Carlos frowned like storm clouds. “Is there more?”

“I’ve seen those threads around a few other places lately. The soft ones. At the site of a recently dead body and hanging on another. Neither of those bodies stood up.”

Carlos glowered as he thought. Cameron looked at me and shrugged, waiting, but still unearthly pale, even for a vampire.

“Were the soft threads in the same shape?” Carlos asked. “Like a net, as you said.”

“No. The threads were just there.”

“Ah. An unusual creation. Not truly a zombie, but the term will do, for now. Your threads trapped the spirit in the flesh so it could not rest.”

“Not my threads,” I objected, “and how do you know its not a regular zombie—if there is such a thing?”

Carlos rumbled a chuckle and sat back. “There are several kinds. True zombies are forced into form—spirit forced into dead flesh—but their binding is energetic. This binding you describe wasn’t. Only because the body was decayed were you able to remove the animating spirit from the shell of flesh. You destroyed the net that bound the body together when you reached into the body.

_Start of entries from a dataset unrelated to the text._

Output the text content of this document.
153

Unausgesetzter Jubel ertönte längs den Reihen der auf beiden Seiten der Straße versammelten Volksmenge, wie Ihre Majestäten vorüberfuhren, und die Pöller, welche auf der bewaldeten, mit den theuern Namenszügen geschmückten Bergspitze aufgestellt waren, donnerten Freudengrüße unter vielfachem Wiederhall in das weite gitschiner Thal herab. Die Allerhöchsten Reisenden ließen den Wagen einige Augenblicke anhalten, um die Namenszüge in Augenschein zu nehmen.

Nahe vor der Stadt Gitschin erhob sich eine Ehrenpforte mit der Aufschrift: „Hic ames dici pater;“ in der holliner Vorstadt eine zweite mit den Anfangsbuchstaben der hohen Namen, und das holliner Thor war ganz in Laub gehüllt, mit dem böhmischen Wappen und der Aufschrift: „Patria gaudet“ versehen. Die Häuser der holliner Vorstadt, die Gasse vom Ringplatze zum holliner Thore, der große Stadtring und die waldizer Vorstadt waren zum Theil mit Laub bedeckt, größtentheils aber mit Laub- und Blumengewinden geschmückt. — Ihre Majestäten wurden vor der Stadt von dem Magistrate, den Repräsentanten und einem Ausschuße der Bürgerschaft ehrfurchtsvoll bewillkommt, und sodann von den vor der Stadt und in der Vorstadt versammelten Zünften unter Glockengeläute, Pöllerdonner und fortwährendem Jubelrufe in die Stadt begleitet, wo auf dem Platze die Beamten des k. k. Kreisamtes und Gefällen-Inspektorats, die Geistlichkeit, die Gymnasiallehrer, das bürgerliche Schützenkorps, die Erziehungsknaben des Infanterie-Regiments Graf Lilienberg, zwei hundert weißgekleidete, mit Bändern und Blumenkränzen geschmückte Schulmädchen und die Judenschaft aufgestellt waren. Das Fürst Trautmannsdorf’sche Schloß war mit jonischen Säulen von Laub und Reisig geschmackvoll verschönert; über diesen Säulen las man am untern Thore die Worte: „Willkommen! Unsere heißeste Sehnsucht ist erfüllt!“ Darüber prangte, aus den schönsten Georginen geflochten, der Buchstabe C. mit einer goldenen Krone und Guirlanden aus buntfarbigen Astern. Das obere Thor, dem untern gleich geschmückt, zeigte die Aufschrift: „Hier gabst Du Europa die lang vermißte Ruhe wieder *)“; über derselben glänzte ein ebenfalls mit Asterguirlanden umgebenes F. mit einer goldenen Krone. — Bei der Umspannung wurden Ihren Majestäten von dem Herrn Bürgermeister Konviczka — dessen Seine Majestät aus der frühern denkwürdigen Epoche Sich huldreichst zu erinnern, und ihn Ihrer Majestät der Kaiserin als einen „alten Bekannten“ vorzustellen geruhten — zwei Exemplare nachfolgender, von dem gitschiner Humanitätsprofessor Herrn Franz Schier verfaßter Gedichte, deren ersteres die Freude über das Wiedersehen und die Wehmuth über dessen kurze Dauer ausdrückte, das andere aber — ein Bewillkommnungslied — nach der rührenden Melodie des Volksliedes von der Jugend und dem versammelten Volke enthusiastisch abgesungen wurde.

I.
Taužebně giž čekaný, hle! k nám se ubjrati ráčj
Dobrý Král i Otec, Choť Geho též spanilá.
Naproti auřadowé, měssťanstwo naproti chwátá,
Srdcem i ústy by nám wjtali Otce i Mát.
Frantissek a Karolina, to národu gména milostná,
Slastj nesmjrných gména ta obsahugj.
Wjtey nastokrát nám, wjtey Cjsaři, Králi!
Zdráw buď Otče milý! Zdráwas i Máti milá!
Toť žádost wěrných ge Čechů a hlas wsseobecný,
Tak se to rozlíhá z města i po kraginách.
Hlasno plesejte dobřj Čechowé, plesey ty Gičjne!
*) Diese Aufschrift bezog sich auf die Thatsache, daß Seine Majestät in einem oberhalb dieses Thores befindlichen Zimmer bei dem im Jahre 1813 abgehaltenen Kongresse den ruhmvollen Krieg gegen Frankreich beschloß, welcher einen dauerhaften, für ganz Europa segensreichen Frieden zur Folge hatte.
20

So long as the body retained the shape of life, the spirit in the flesh could not leave. The soft material of the net is the casting of some creature that captured and killed the man.”

“So it’s a spell of some kind?”

“No, it’s a remnant, like a spider’s silk that wraps a fly. It has no energy of its own and draws none. It is dead material, not living magic. A true zombie can be bound only in a recently dead body.”